Camino Day 7: I'll take the High Road
Villatuerta to Los Arcos: 24.9 km/15.6 miles
May 11, 2016
I stumbled upon a quote by Lord Cecil, “Solitude shows us what we should be; Society shows us what we are.” Following this thread, the higher elevation ‘alternativo’ path was chosen for today. Few Peregrinos stray beyond the yellow brick road to take these detours, especially if it involves elevation gains. The majority of the pack focuses on completing their day’s journey by early afternoon. The turn off for this route was just past the Fuente de Vino (Fountain of Wine) where a bodega offered one to fill a cup or flask of their vintage from a complimentary tap.
Snacks and extra water were packed per guidebook recommendation due to limited access to facilities en route. No encounter was made during these glorious hours of solitude. My mind had not slowed down greatly since my Camino commencement. However, when walking continuously for days, I imagined my speedy mental pace would eventually parallel my slow, steady walking gait. I savored this Camino diversion with a backdrop of an endless panoramic horizon. Creative thoughts seeped into my narrow brain space as fresh forest air filled my lungs.
The path eventually wound down to a village where the local coffee house was open, which is always a wonderful perk. Pun intended. I entered and encountered a Belgium bunkmate from last night. Not really able to verbally communicate, a nod was shared and a bond was felt. We had both soloed the high road. I felt fantastic. I savored my coffee and subsequently savored a second one. A few klicks beyond the village the road yielded back to the main route. A sense of deflation was felt with the final descent.
Café Movil was a drink and snack stand in the middle of absolutely nowhere allowing pilgrims to quench their thirst and put their feet up for awhile. Common pilgrim practice was to kick off one’s shoes at stops to air, massage, stretch or re-bandage wounds. I bumped into a friendly Arizona couple that I would encounter on several occasions during the Camino. We sat shoe-less and cooled off at the Café Movil.
My legs started aching as I recommenced walking, so my remedy was to bee-lined it to my destination of Los Arcos to shorten the time of this throbbing sensation. Camino buzz also persisted that hostels were filling up and the thought of walking beyond this village in search of a bed depressed me. The rumor proved false on my arrival and a bed was scored at an Austrian hostel. Soon to meet up with my Austrian traveling mate, this hostel seemed an appropriate premonition.
Exhausted and hungry, I dug into the remains of my snack bag in the hostel dining room. A German couple started up a conversation and then offered to share their dinner with me. I was touched. A topic discussed over a large bowl of spaghetti was the upcoming USA presidential primaries. They found the American political scene fairly entertaining this year round. I agreed with them.
The Germans planned to attend the Pilgrim mass that was held nightly in most village churches. I went reluctantly, but arrived late. Sitting through a whole Spanish mass seemed horribly long to me.

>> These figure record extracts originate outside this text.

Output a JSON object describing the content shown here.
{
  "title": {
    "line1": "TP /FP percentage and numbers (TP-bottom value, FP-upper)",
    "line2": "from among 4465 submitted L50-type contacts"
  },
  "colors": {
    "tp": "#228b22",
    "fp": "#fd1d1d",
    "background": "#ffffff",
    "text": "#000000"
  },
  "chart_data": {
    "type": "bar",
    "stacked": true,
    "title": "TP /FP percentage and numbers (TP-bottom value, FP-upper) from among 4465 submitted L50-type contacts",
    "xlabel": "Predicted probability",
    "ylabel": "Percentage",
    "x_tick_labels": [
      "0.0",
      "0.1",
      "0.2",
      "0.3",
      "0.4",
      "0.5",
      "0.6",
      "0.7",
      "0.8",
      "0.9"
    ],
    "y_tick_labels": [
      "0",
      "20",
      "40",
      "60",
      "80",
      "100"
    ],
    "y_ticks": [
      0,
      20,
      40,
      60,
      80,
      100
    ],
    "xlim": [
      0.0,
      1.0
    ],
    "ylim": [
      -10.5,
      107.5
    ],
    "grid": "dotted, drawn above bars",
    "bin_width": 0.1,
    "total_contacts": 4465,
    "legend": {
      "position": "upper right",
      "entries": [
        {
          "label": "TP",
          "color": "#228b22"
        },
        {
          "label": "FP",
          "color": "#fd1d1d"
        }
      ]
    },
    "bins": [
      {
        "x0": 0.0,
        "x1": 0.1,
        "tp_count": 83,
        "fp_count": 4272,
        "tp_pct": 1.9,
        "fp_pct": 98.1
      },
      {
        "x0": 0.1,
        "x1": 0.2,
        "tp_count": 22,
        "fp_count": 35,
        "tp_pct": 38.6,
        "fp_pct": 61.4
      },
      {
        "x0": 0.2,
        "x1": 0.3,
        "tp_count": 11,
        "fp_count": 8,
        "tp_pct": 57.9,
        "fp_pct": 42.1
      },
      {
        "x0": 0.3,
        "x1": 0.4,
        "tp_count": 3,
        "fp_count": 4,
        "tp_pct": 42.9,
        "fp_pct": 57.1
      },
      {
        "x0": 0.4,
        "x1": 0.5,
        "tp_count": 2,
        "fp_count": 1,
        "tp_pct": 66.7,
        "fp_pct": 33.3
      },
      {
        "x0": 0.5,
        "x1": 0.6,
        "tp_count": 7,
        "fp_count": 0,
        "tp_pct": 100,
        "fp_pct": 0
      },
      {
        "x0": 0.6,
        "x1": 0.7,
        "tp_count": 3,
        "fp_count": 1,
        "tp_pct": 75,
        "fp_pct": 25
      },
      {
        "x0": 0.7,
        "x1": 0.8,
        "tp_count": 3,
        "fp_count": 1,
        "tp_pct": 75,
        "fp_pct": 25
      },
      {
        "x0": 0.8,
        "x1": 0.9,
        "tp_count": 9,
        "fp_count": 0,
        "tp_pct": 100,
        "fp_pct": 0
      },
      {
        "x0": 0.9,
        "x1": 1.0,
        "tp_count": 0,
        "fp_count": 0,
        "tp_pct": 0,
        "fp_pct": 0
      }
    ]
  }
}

The church doors opened onto a square where cafe tables spilled out. After exiting the church, many faces were recognized taking in their dinners, laughing and sipping wine. We were, after all, in Rioja, one of the best wine making regions in Spain. The camaraderie made it feel more like a vacation than a pilgrimage at times. A bottle of wine was offered with most Peregrino meals as per Spanish culture, most likely heightening the jovial spirits. As they say, when in Spain, do as the Spaniards. Viva la Spain!